2020 has been a rough year for many. From the Coronavirus and quarantining to police brutality and protests; too many times this year I’ve found myself looking at the “new normal” being rolled out before me asking, “is this real?” Some days, if I’m honest, I’ve felt like I am an extra in a movie. Yesterday evening, when I got a text asking whether or not I had heard that Chadwick Boseman died of cancer, I had one of those moments.
When I saw the name in the text, I was taken aback, not fully sure if the face I was thinking of belonged to the face of the man—so I googled it just to make sure. When I saw the media outlets flooding posts and pictures confirming the face I was seeing in my mind, my heart dropped. Reflecting upon the pause(s) I took after hearing the news, I wondered why it was hitting me so hard. Here’s what I gathered.
Chadwick Boseman became more than an actor for me after I saw Black Panther in 2018. The film was one of the best Black films I had seen in a long time. It showed me possibilities of the future and my race's place in the future. It magnified my pride in my Blackness and my love and appreciation for the Black woman. It inspired hope and provoked thought. Everything about the movie was uplifting for me; everything. T’Challa, portrayed by Chadwick Boseman, however, represented an ideal—an idea even— that transcended the movie and the role. As I see it, The T'Challa character inspired me to be a better Black man. He represented the best of us; the most moral and just of us—and set a high standard of a Black family man, a Black cultured man, and an authentic Black male leader.

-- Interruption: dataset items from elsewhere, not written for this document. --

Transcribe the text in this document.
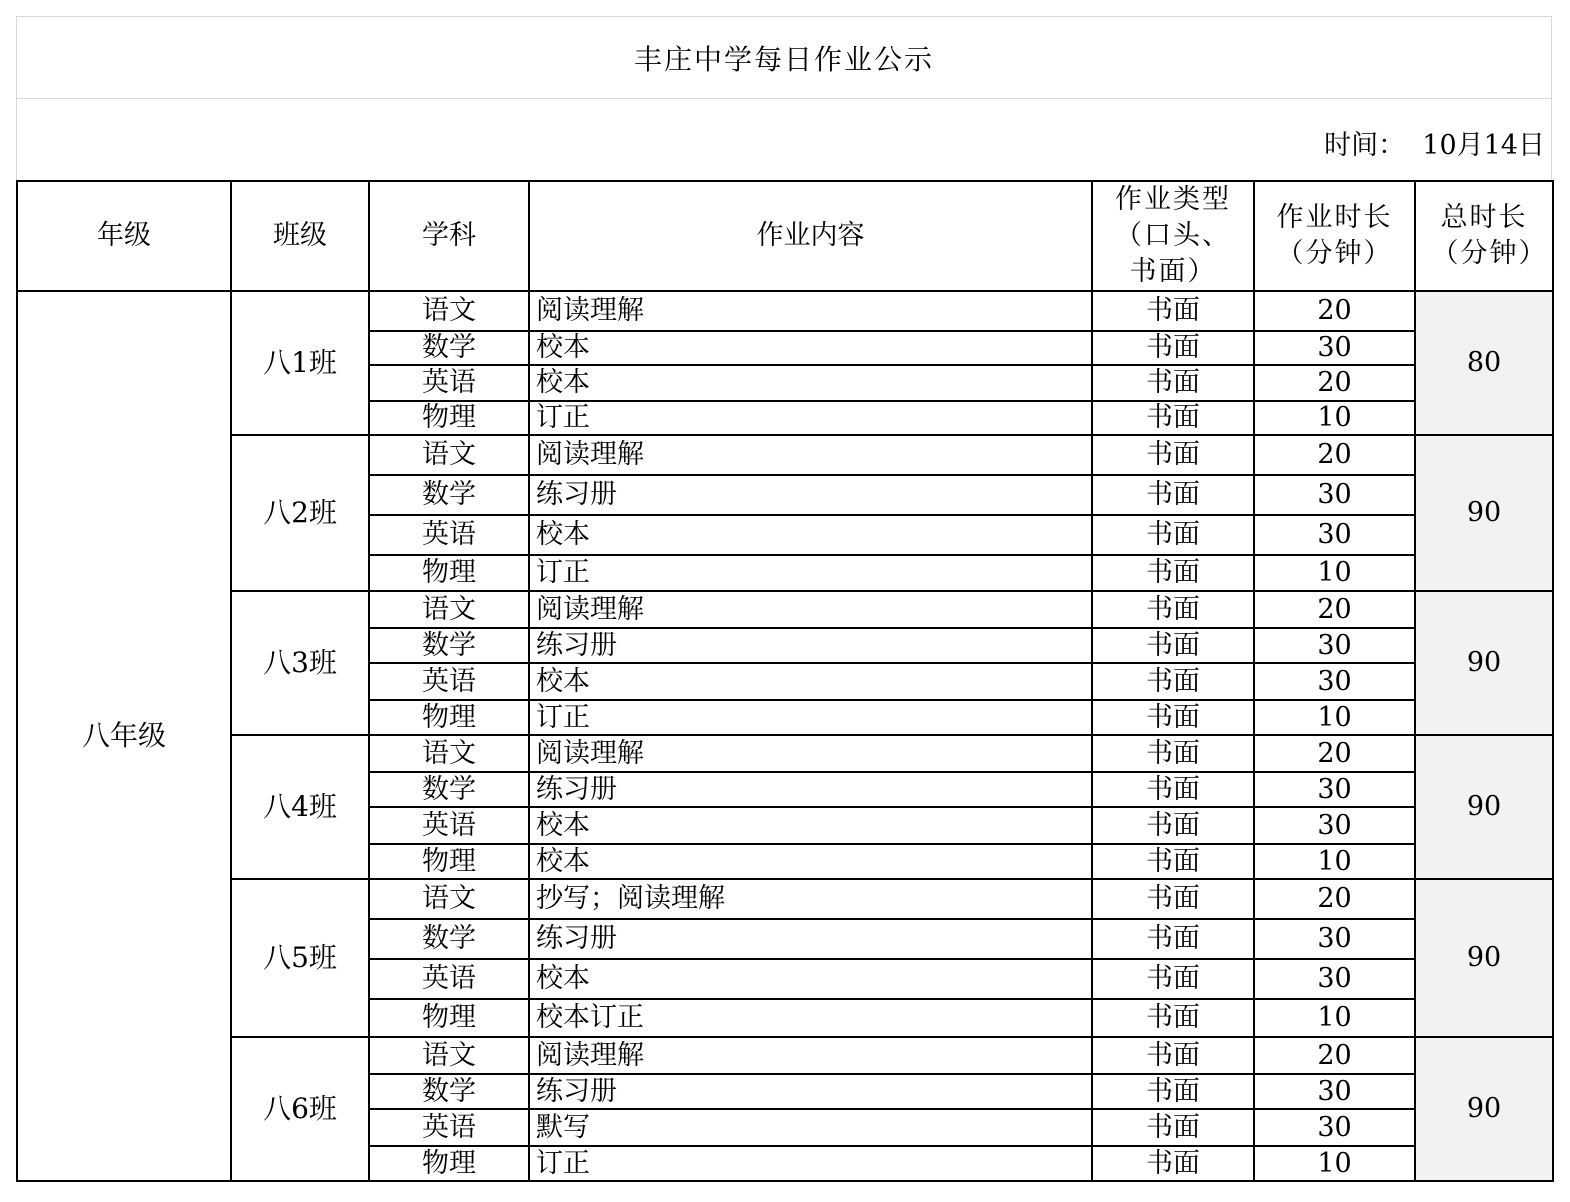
丰庄中学每日作业公示
时间：  10月14日
年级	班级	学科	作业内容	作业类型（口头、书面）	作业时长（分钟）	总时长（分钟）

八年级	八1班	语文	阅读理解	书面	20	80
		数学	校本	书面	30	
		英语	校本	书面	20	
		物理	订正	书面	10	
	八2班	语文	阅读理解	书面	20	90
		数学	练习册	书面	30	
		英语	校本	书面	30	
		物理	订正	书面	10	
	八3班	语文	阅读理解	书面	20	90
		数学	练习册	书面	30	
		英语	校本	书面	30	
		物理	订正	书面	10	
	八4班	语文	阅读理解	书面	20	90
		数学	练习册	书面	30	
		英语	校本	书面	30	
		物理	校本	书面	10	
	八5班	语文	抄写；阅读理解	书面	20	90
		数学	练习册	书面	30	
		英语	校本	书面	30	
		物理	校本订正	书面	10	
	八6班	语文	阅读理解	书面	20	90
		数学	练习册	书面	30	
		英语	默写	书面	30	
		物理	订正	书面	10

I will speak for myself here, but I think I superimposed all of T'Challa's qualities on to Chadwick Boseman— and the respect and admiration I had for the character went directly to the actor. As a student of the stage myself, I know that actors can't bring out on stage what doesn't exist somewhere inside of them in real life. This news was so devastating, in my view, because of what Chadwick Boseman represented to me and what he was able to bring to life in a moving picture. Bringing that kind of character to life is no easy task— and the fact that his real life was consistent with what so many of us loved about the character makes me realize on a deeper level, our super-impositions are not too far from the truth.

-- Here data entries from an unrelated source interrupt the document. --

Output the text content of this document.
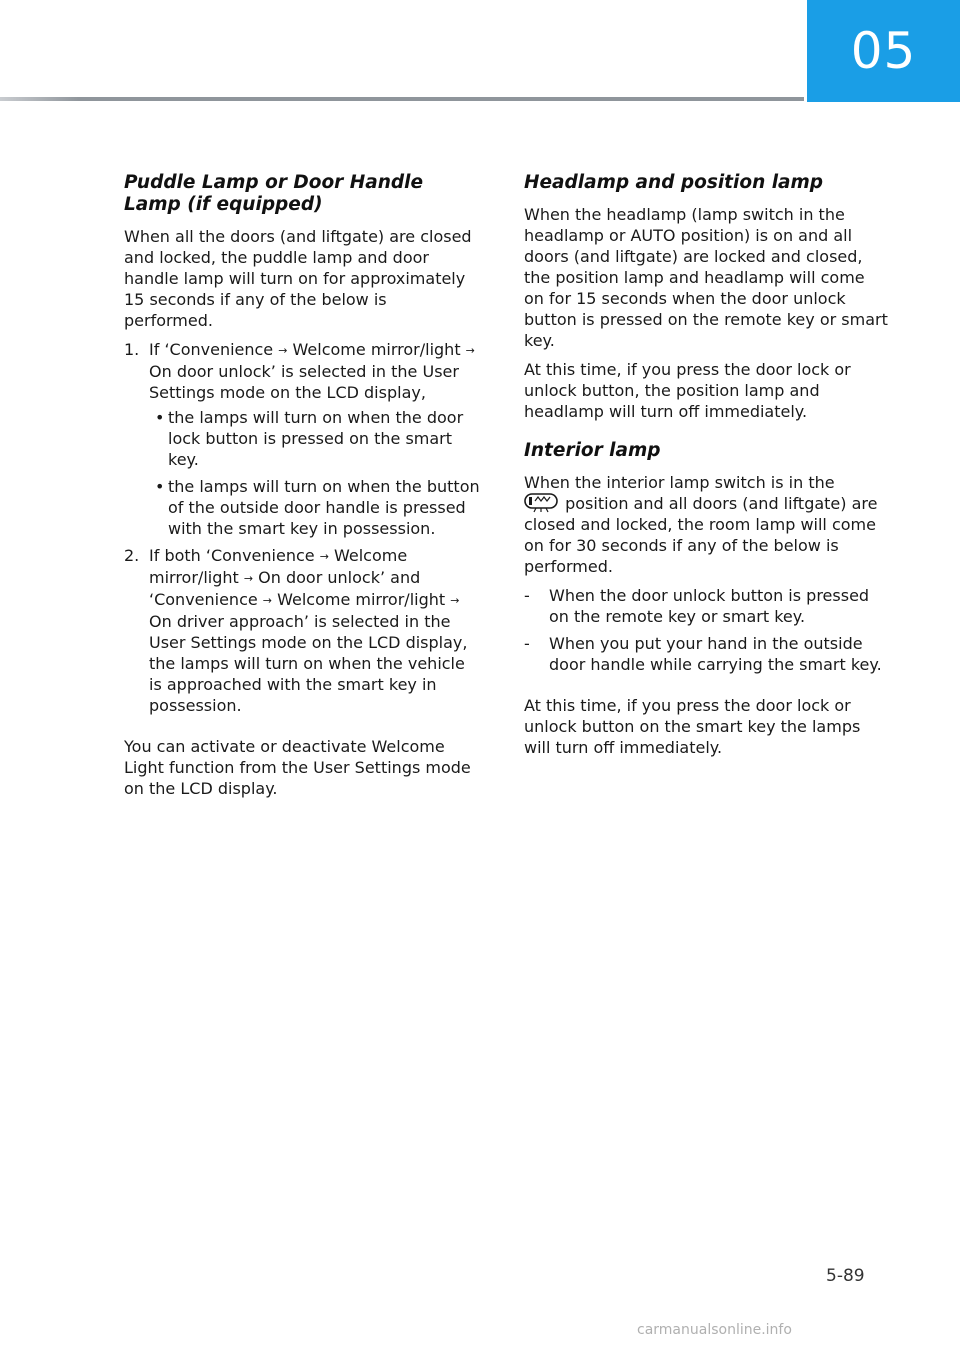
05
Puddle Lamp or Door Handle Lamp (if equipped)

When all the doors (and liftgate) are closed and locked, the puddle lamp and door handle lamp will turn on for approximately 15 seconds if any of the below is performed.

1. If ‘Convenience → Welcome mirror/light → On door unlock’ is selected in the User Settings mode on the LCD display,
• the lamps will turn on when the door lock button is pressed on the smart key.
• the lamps will turn on when the button of the outside door handle is pressed with the smart key in possession.
2. If both ‘Convenience → Welcome mirror/light → On door unlock’ and ‘Convenience → Welcome mirror/light → On driver approach’ is selected in the User Settings mode on the LCD display, the lamps will turn on when the vehicle is approached with the smart key in possession.

You can activate or deactivate Welcome Light function from the User Settings mode on the LCD display.

Headlamp and position lamp

When the headlamp (lamp switch in the headlamp or AUTO position) is on and all doors (and liftgate) are locked and closed, the position lamp and headlamp will come on for 15 seconds when the door unlock button is pressed on the remote key or smart key.

At this time, if you press the door lock or unlock button, the position lamp and headlamp will turn off immediately.

Interior lamp

When the interior lamp switch is in the
position and all doors (and liftgate) are closed and locked, the room lamp will come on for 30 seconds if any of the below is performed.

- When the door unlock button is pressed on the remote key or smart key.
- When you put your hand in the outside door handle while carrying the smart key.

At this time, if you press the door lock or unlock button on the smart key the lamps will turn off immediately.

5-89
carmanualsonline.info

I write this post to honor Chadwick Boseman's commitment to his art and the sacrifices he made to produce mind changing and soul lifting works—even as he suffered quietly. I encourage others who felt a heavy loss similar to mine, to internalize and embody the very best of T’Challa (the character) and Chad Boseman (the man) so that the pride and love and inspiration we received from all of his works will live on like Wakanda; forever.